The result, as regulators recognise, will be an increase in the bad loans that China spent much of the first part of this decade eradicating after a similar splurge during the Asian economic crisis at the turn of the century. The build-up of liquidity will fuel inflationary pressures with the prospect of stagflation next year. Tightening is probable in 2010, bringing with it the danger of business contraction that contributed to the present downturn as a result of the tougher monetary policy applied at the end of 2007 to check inflation.

Nor are infrastructure projects the most efficient way of creating jobs and, by their nature, they have a limited life. While they were meant to soak up the huge inventories of steel, iron ore and cement build up last summer, the exuberant reaction of companies to the stimulus package means that these stockpiles are growing once more. The big excess capacity problem that bedevils China is not getting any better. Slack external demand still drags down exports and, as other Asian countries (notably Japan) suffer, the volume of semi-finished goods sent to the mainland for final assembly and sale on world markets will decline.

Industrial policy is aiding big state firms, which will keep up employment levels in return and follow the leadership’s directives; private enterprise and small and medium-sized enterprises are not getting much of a look-in. Tax breaks that seek to help export industries risk cushioning low-margin, labour-intensive firms that China should not longer need. Household and corporate savings have shot up, hindering the consumption boost China requires. Though the property market is recovering from the sharp decline last year, buyers are still cautious. While the health programme contains big figures, its first years will be spent on building clinics, not providing services that would help to reduce precautionary savings, and the amount budgeted looks puny when divided by 1.3 billion people over 12 years.

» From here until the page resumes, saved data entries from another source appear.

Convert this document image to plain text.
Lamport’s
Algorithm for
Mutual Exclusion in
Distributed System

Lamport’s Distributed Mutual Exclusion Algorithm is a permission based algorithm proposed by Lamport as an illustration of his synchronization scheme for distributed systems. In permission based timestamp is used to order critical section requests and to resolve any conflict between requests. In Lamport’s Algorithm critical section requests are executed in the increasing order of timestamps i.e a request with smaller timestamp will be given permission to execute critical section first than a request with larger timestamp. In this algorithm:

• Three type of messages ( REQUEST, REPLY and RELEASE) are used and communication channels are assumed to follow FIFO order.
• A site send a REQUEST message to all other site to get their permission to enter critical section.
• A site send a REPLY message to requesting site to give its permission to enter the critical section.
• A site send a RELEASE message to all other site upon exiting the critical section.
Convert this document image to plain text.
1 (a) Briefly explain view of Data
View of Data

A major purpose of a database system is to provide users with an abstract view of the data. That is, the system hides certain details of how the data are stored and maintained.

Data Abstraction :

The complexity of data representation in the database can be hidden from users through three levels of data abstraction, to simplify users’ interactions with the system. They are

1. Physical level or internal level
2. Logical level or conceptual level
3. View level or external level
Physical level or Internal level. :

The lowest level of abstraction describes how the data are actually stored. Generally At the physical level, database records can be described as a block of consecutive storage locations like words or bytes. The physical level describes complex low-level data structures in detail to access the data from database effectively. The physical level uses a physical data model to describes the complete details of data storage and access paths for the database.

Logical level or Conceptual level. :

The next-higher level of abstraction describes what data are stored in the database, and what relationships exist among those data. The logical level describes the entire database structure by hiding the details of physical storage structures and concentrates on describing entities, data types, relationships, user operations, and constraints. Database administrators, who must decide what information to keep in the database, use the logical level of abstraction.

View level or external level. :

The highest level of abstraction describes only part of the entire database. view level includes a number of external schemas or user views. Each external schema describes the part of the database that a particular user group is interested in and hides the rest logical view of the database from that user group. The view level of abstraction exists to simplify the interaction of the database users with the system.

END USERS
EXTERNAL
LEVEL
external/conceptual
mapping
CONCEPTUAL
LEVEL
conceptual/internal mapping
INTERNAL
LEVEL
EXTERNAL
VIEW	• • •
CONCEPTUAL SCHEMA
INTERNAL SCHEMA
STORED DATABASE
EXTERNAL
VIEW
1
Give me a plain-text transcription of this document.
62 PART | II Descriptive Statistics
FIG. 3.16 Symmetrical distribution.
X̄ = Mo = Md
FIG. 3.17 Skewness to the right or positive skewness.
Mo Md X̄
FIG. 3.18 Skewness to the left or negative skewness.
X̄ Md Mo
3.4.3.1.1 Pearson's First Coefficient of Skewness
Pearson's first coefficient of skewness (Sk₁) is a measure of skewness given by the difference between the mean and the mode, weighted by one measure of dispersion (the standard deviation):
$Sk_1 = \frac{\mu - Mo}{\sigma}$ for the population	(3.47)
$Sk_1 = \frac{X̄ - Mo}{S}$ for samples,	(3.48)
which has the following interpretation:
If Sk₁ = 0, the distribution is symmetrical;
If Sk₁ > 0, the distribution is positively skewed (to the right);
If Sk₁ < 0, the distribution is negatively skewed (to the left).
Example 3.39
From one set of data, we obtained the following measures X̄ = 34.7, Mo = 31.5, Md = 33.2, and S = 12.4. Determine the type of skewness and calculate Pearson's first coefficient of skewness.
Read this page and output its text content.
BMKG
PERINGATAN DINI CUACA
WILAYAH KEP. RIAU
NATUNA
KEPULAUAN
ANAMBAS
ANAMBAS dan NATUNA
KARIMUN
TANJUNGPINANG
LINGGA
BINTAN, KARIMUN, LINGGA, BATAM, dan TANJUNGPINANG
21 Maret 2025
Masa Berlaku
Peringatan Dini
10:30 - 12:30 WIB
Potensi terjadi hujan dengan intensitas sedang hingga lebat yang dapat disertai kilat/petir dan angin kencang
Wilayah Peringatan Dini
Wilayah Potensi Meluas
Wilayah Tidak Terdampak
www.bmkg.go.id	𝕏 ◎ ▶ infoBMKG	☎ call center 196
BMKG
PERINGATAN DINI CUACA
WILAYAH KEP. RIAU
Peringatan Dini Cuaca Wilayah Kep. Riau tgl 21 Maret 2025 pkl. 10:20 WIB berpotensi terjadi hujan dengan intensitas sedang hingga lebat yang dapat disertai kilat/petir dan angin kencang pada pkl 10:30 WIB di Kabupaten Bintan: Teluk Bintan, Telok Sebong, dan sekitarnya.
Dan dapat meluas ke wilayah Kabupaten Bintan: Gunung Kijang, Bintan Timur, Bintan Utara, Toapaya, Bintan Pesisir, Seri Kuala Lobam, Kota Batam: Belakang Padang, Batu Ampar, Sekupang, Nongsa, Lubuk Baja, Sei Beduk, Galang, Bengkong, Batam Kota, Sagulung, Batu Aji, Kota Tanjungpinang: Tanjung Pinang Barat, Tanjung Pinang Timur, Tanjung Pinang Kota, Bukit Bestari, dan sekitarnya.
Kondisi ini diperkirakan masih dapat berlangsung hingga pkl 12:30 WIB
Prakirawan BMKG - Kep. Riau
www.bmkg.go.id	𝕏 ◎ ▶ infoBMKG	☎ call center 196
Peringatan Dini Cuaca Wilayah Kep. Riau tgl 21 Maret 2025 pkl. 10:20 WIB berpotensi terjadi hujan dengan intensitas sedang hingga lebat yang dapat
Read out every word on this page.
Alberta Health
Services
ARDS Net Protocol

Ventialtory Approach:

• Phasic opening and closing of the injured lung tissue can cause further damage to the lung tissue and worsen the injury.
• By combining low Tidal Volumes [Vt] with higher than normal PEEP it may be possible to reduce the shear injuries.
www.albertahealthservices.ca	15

The challenges to the regime abound. The rural revival the leadership wants will be sidelined so long as it continues to put land reform on the back burner for ideological reasons. A demographic black hole looms with a low retirement age, a fast-growing population of old people and a declining workforce due to the one-child policy. Wealth disparities, which Hu set out to reduce, have widened. Scores of mass protests occur each year – last weekend a crowd took over the middle of a town in central China after the mysterious death of a hotel chef and big squads of armed police had to be sent in to restore order. Meanwhile, in the political and legal spheres, any talk of relaxation of party control has gone out of the window – judicial reform has been rolled back and the crackdown on dissidents and the media continues apace.

This does not mean that the collapse of China predicted 10 years ago is any more likely than the people’s republic ruling the world, as Martin Jacques forecasts. There is no alternative to communist rule, which is why I think it will be able to get away without applying the enlightenment values Will Hutton believes it needs to espouse. What Hu and Wen are doing is quite understandable. They have to get through this year and hope for a better 2010 with a flourish of improved data in the coming months. Confidence, says the prime minister, is more valuable than gold. But the whole policy approach looks decidedly retrograde, more a matter of muddling through than of following a new policy prescription to move the Deng economic revolution forward. That can only hold the mainland back as it digs itself into the hole of its outdated model.